Divide using synthetic division $$ ( x^{4}+9x^{3}-16x^{2}-4x+5 ) \div ( x-1 ) $$
Answer
The synthetic division table is:
$$ \begin{array}{c|rrrrr}1&1&9&-16&-4&5\\& & 1& 10& -6& \color{black}{-10} \\ \hline &\color{blue}{1}&\color{blue}{10}&\color{blue}{-6}&\color{blue}{-10}&\color{orangered}{-5} \end{array} $$The solution is:
$$ \frac{ x^{4}+9x^{3}-16x^{2}-4x+5 }{ x-1 } = \color{blue}{x^{3}+10x^{2}-6x-10} \color{red}{~-~} \frac{ \color{red}{ 5 } }{ x-1 } $$Explanation
Step 1 : Write down the coefficients of the dividend into division table. Put the zero from $ x -1 = 0 $ ( $ x = \color{blue}{ 1 } $ ) at the left.
$$ \begin{array}{c|rrrrr}\color{blue}{1}&1&9&-16&-4&5\\& & & & & \\ \hline &&&&& \end{array} $$Step 1 : Bring down the leading coefficient to the bottom row.
$$ \begin{array}{c|rrrrr}1&\color{orangered}{ 1 }&9&-16&-4&5\\& & & & & \\ \hline &\color{orangered}{1}&&&& \end{array} $$Step 2 : Multiply by the number on the left, and carry the result into the next column: $ \color{blue}{ 1 } \cdot \color{blue}{ 1 } = \color{blue}{ 1 } $.
$$ \begin{array}{c|rrrrr}\color{blue}{1}&1&9&-16&-4&5\\& & \color{blue}{1} & & & \\ \hline &\color{blue}{1}&&&& \end{array} $$Step 3 : Add down last column: $ \color{orangered}{ 9 } + \color{orangered}{ 1 } = \color{orangered}{ 10 } $
$$ \begin{array}{c|rrrrr}1&1&\color{orangered}{ 9 }&-16&-4&5\\& & \color{orangered}{1} & & & \\ \hline &1&\color{orangered}{10}&&& \end{array} $$Step 4 : Multiply by the number on the left, and carry the result into the next column: $ \color{blue}{ 1 } \cdot \color{blue}{ 10 } = \color{blue}{ 10 } $.

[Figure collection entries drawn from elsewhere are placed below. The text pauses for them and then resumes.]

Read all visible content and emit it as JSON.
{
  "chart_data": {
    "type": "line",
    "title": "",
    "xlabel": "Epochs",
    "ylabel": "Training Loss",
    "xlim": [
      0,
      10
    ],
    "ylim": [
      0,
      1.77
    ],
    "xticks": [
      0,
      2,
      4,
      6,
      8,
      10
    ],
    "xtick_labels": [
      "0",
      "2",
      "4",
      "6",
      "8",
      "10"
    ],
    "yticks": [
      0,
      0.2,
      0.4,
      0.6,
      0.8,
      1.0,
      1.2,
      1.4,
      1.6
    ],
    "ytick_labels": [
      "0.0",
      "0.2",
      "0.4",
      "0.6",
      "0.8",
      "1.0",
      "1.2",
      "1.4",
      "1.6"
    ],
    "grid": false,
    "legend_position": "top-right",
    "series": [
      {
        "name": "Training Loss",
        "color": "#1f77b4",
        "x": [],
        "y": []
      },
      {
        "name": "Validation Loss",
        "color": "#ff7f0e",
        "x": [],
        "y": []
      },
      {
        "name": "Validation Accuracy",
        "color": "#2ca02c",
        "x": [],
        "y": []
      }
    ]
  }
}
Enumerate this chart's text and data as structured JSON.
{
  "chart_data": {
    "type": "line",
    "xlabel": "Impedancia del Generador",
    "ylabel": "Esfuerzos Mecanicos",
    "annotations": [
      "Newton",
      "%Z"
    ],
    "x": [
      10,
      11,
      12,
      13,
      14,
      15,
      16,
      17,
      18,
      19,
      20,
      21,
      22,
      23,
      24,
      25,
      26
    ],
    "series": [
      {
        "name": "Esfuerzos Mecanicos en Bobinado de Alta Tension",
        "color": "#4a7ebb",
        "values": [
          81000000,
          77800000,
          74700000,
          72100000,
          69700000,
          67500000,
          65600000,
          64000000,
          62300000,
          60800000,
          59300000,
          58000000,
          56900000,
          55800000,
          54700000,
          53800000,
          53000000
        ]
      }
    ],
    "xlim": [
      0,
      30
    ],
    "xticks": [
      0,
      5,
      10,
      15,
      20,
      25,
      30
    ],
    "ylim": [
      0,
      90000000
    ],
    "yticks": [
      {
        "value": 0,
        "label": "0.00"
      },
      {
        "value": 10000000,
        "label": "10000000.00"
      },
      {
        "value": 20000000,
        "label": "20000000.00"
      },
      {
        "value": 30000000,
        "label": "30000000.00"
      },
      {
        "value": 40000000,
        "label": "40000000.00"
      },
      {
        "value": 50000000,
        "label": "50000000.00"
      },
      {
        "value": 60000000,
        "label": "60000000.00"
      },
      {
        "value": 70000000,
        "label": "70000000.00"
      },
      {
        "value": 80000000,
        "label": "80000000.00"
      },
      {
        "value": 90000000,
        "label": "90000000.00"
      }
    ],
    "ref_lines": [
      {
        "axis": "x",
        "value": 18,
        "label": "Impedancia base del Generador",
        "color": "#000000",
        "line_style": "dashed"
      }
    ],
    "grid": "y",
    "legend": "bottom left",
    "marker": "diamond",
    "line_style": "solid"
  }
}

$$ \begin{array}{c|rrrrr}\color{blue}{1}&1&9&-16&-4&5\\& & 1& \color{blue}{10} & & \\ \hline &1&\color{blue}{10}&&& \end{array} $$Step 5 : Add down last column: $ \color{orangered}{ -16 } + \color{orangered}{ 10 } = \color{orangered}{ -6 } $
$$ \begin{array}{c|rrrrr}1&1&9&\color{orangered}{ -16 }&-4&5\\& & 1& \color{orangered}{10} & & \\ \hline &1&10&\color{orangered}{-6}&& \end{array} $$Step 6 : Multiply by the number on the left, and carry the result into the next column: $ \color{blue}{ 1 } \cdot \color{blue}{ \left( -6 \right) } = \color{blue}{ -6 } $.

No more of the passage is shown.